The single remaining helper is set_and_wait_rc(test_agent, test_library, config_overrides, config_id=None). It waits for the ACK, then on tracers in _RC_APPLY_ENDPOINT_LANGS (currently {"python"}) calls flush_remote_config() to synchronously drain pending RC. Tracers outside the allowlist get the ACK-only path with no behaviour change. Stacked on #6954 — base branch is brian.marks/rc-applied-endpoint-python-pilot.

File Change
tests/parametric/test_dynamic_configuration.py Replace set_and_wait_rc (ACK-only) with the unified helper. Rename set_and_wait_rc_applied -> set_and_wait_rc. Migrate all 19 call sites to pass test_library as the second positional argument. Remove the retry loop in test_remote_sampling_rules_retention that the helper now makes redundant.
tests/parametric/test_remote_config_apply_endpoint.py Update the contract test to call the renamed helper (test_set_and_wait_rc_applies_synchronously).
utils/docker_fixtures/_test_clients/_test_client_parametric.py Update flush_remote_config docstring — most tests no longer need to call it directly.
docs/parametric/remote-config-apply-contract.md Reflect the new single-helper API and adoption story.
manifests/python.yml Remove three flaky-test gates that the deterministic drain makes unnecessary: test_remote_sampling_rules_retention, test_trace_sampling_rules_override_env, test_trace_sampling_rules_override_rate.

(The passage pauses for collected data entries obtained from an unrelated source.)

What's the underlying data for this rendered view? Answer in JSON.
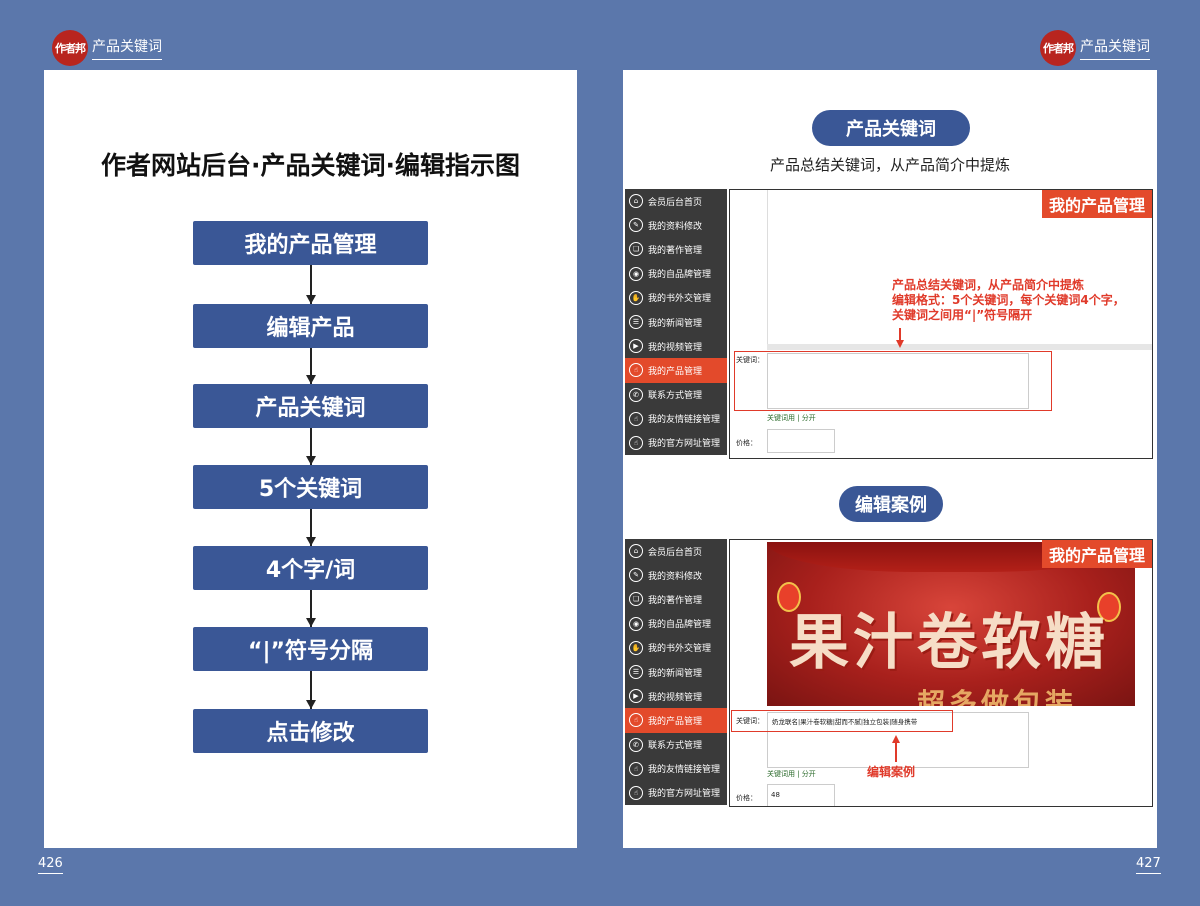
{
  "header": {
    "logo_text": "作者邦",
    "section_title": "产品关键词"
  },
  "left_page": {
    "number": "426",
    "title": "作者网站后台·产品关键词·编辑指示图",
    "flow_steps": [
      "我的产品管理",
      "编辑产品",
      "产品关键词",
      "5个关键词",
      "4个字/词",
      "“|”符号分隔",
      "点击修改"
    ]
  },
  "right_page": {
    "number": "427",
    "section1_pill": "产品关键词",
    "section1_subtitle": "产品总结关键词，从产品简介中提炼",
    "section2_pill": "编辑案例",
    "sidebar_items": [
      "会员后台首页",
      "我的资料修改",
      "我的著作管理",
      "我的自品牌管理",
      "我的书外交管理",
      "我的新闻管理",
      "我的视频管理",
      "我的产品管理",
      "联系方式管理",
      "我的友情链接管理",
      "我的官方网址管理"
    ],
    "sidebar_active": "我的产品管理",
    "panel_badge": "我的产品管理",
    "annotation_lines": [
      "产品总结关键词，从产品简介中提炼",
      "编辑格式：5个关键词，每个关键词4个字，",
      "关键词之间用“|”符号隔开"
    ],
    "keywords_label": "关键词：",
    "keywords_links": "关键词用 | 分开",
    "price_label": "价格：",
    "example_keywords": "奶龙联名|果汁卷软糖|甜而不腻|独立包装|随身携带",
    "example_price": "48",
    "example_annotation": "编辑案例",
    "banner_text": "果汁卷软糖",
    "banner_subtext": "超多做包装"
  },
  "colors": {
    "background": "#5b77ab",
    "accent_blue": "#3a5796",
    "accent_red": "#e34a2b"
  }
}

Design choice: rename rather than rename-and-replace

I picked Option X from the brief: take over the set_and_wait_rc name with the new signature, rather than keeping set_and_wait_rc_applied as the long-term name. Two reasons. First, once there is a single helper, the _applied suffix carries no information — set_and_wait_rc should be the deterministic one. Second, the helper already has a transparent fallback for non-Python tracers, so existing call sites (which all already had test_library in scope) keep the same call name with one extra argument. The git blame churn is one-line-per-call-site and the rename is mechanical; net readability wins. The alternative was deleting the old name and keeping _applied everywhere, which costs the same churn while leaving a worse name on the surface forever.

Supersedes #6951

#6951 added retry loops in test_trace_sampling_rules_override_env and test_trace_sampling_rules_override_rate around post-ACK assertions on _dd.rule_psr / _dd.p.dm, plus the same three manifest unflaggings this PR includes. Those retry loops were a stopgap for the race the unified helper now eliminates deterministically. The retry loops in this PR's converted tests are gone; the manifest changes are the same. #6951 should be closed after this lands. The probabilistic retry inside get_sampled_trace() stays as-is — it handles sampling-by-chance, not the RC race.

Local verification

I ran both files five times each against locally installed ddtrace from PyPI (prepare-local-build.sh python --method pip).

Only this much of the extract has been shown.